Des visuels presse du Lenovo Googlebook 15 ont fuité avant toute annonce officielle : écran 15 pouces, touche Gemini en lieu et place de la touche Windows, interface Android remaniée et un écosystème d’accessoires déjà dans les tuyaux.

La fuite ne laisse plus grand-chose à imaginer. Digital Citizen a mis la main sur le jeu complet de visuels presse du Lenovo Googlebook 15, révélant pour la première fois sous toutes ses coutures le premier portable de la nouvelle plateforme Google. Résultat : un laptop 15 pouces qui tourne le dos à Windows et à ChromeOS pour embrasser Android, avec Gemini gravé dans le silicium et dans le plastique du clavier. C’est aussi la confirmation que Google lance bien une nouvelle catégorie de portables dopés à l’IA, après des mois de spéculations.

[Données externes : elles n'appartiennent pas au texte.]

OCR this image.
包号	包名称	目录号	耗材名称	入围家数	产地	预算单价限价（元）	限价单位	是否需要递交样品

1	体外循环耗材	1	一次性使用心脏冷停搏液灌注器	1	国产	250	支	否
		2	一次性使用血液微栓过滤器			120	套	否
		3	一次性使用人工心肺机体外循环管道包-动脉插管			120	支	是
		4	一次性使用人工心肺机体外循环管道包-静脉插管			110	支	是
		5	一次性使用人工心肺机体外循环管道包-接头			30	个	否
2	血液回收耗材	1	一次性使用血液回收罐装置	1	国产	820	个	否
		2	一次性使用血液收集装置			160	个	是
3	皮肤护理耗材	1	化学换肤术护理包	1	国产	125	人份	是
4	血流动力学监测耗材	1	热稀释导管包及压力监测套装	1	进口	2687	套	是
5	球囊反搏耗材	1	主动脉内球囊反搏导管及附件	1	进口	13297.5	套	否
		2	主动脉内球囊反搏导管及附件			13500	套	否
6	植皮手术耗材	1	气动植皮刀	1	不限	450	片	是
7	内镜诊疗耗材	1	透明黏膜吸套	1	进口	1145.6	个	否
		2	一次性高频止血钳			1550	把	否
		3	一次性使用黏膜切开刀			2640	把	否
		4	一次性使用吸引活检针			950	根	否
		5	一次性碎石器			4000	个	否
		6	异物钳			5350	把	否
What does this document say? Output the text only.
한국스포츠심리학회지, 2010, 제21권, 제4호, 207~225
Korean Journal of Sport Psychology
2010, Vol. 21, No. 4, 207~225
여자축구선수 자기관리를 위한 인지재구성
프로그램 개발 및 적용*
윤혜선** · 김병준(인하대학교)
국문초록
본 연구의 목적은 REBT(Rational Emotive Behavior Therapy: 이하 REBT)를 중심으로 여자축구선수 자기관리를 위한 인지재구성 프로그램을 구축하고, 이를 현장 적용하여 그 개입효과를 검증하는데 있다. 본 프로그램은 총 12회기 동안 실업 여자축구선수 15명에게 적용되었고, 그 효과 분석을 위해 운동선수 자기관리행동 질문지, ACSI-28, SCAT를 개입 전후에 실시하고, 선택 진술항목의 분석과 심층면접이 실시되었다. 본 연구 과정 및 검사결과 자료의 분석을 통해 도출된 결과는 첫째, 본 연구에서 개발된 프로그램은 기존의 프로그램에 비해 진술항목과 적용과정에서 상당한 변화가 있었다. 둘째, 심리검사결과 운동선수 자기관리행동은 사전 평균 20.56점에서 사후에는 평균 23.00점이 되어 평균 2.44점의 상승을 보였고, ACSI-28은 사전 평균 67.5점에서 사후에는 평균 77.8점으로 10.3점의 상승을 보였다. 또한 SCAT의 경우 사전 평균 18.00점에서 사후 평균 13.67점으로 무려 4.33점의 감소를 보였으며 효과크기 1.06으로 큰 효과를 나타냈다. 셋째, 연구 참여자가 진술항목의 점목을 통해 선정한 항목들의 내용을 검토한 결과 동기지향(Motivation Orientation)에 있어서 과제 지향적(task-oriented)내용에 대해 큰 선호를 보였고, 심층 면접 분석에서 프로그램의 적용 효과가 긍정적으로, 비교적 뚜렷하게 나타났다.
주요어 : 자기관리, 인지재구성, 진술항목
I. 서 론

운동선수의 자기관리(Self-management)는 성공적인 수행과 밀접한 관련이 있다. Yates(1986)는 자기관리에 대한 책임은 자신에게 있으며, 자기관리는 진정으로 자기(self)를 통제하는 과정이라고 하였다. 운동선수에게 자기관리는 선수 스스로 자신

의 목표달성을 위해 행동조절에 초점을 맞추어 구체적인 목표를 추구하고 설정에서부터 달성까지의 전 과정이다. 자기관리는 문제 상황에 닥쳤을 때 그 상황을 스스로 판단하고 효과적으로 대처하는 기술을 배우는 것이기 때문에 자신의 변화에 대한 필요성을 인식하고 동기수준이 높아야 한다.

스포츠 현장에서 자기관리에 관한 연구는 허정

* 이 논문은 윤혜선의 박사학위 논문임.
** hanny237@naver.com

Une touche G, pas de pavé numérique
Le premier détail qui saute aux yeux sur les renders, c’est l’emplacement de la touche Windows. Elle a disparu. À sa place, entre les touches Fn et Alt, trône une touche estampillée d’un « G » stylisé, raccourci matériel direct vers Gemini. Le reste du clavier compte 14 touches de fonction dédiées à l’OS et à l’accessibilité, tandis que la touche « Verr Maj » récupère un rôle de lanceur d’applications hérité des Chromebooks. En revanche, pas de pavé numérique.
Côté connectique, Lenovo n'a pas lésiné : HDMI plein format, deux USB-C, un USB-A, un lecteur SD et un jack 3,5 mm. L’écran affiche des bordures fines avec une encoche en haut abritant la webcam et un obturateur physique. La signature sonore est confiée à Dolby Atmos, avec des haut-parleurs à émission vers le haut complétés par des grilles latérales.
« Aluminium OS » joue la carte Android sans complexe
Les visuels logiciels sont au moins aussi révélateurs que le châssis. L’interface, identifiée sous le nom « Aluminium OS », reprend la barre d’état des smartphones Android en haut de l’écran (heure, batterie, Wi-Fi, indicateur Gemini) et une barre des tâches en bas peuplée de services Google, mais aussi de Canva et d’Adobe Premiere Pro. Ce dernier n’est pas là par hasard : Google veut positionner les Googlebooks comme des machines de création, loin de l’image de portables passe-partout qui a longtemps collé aux Chromebooks, même quand le matériel valait mieux que ça.
Les fonctionnalités Gemini décrites dans les sources vont dans le même sens. Le « Magic Pointer » transforme le curseur en outil contextuel capable de comprendre ce qu’il survole. Des widgets générés à la demande piochent dans Calendar, les réservations d’hôtel ou les billets d’avion pour construire un tableau de bord personnalisé. Et l’accès direct au stockage interne de son téléphone Android depuis le laptop complète un écosystème qui, pour le coup, paraît cohérent de bout en bout.
La souris AI Mouse M830 confirme un écosystème
La fuite ne se limite pas à un seul appareil. Lenovo prépare visiblement une gamme complète : deux clamshells (probablement 13-14 et 15-16 pouces), une tablette détachable 2-en-1 avec quatre haut-parleurs Dolby Atmos, un stylet rechargeable et un clavier folio, et une souris sans fil baptisée AI Mouse M830. Cette dernière, 59 grammes, batterie 800 mAh avec USB-C, Bluetooth et un bandeau RGB, intègre une touche « AI Key » sous la molette, pensée pour invoquer Gemini en un clic. Vingt jours d’autonomie sans RGB, 32 heures avec.
Voir un accessoire aussi spécifique fuiter avant même l’annonce de la plateforme dit quelque chose sur l’ampleur de ce que Google prépare. Quant au calendrier, Chrome Unboxed est explicite : ne comptez pas sur l’IFA de Berlin pour les premières annonces officielles. Ces appareils méritent, selon eux, un événement dédié.
Le Googlebook se dessine fuite après fuite comme une réponse directe à ce que les Chromebooks n’ont jamais vraiment réussi à être : des machines capables de rivaliser avec Windows ou macOS sur des usages exigeants. Sur le papier, la promesse est là. Reste à savoir si l’OS tiendra ses engagements à l’usage quotidien, et surtout à quel prix Google et ses partenaires comptent jouer cette carte. Parce que la fuite du Pixel 11 a déjà montré que Google n’hésite plus à viser haut, très haut.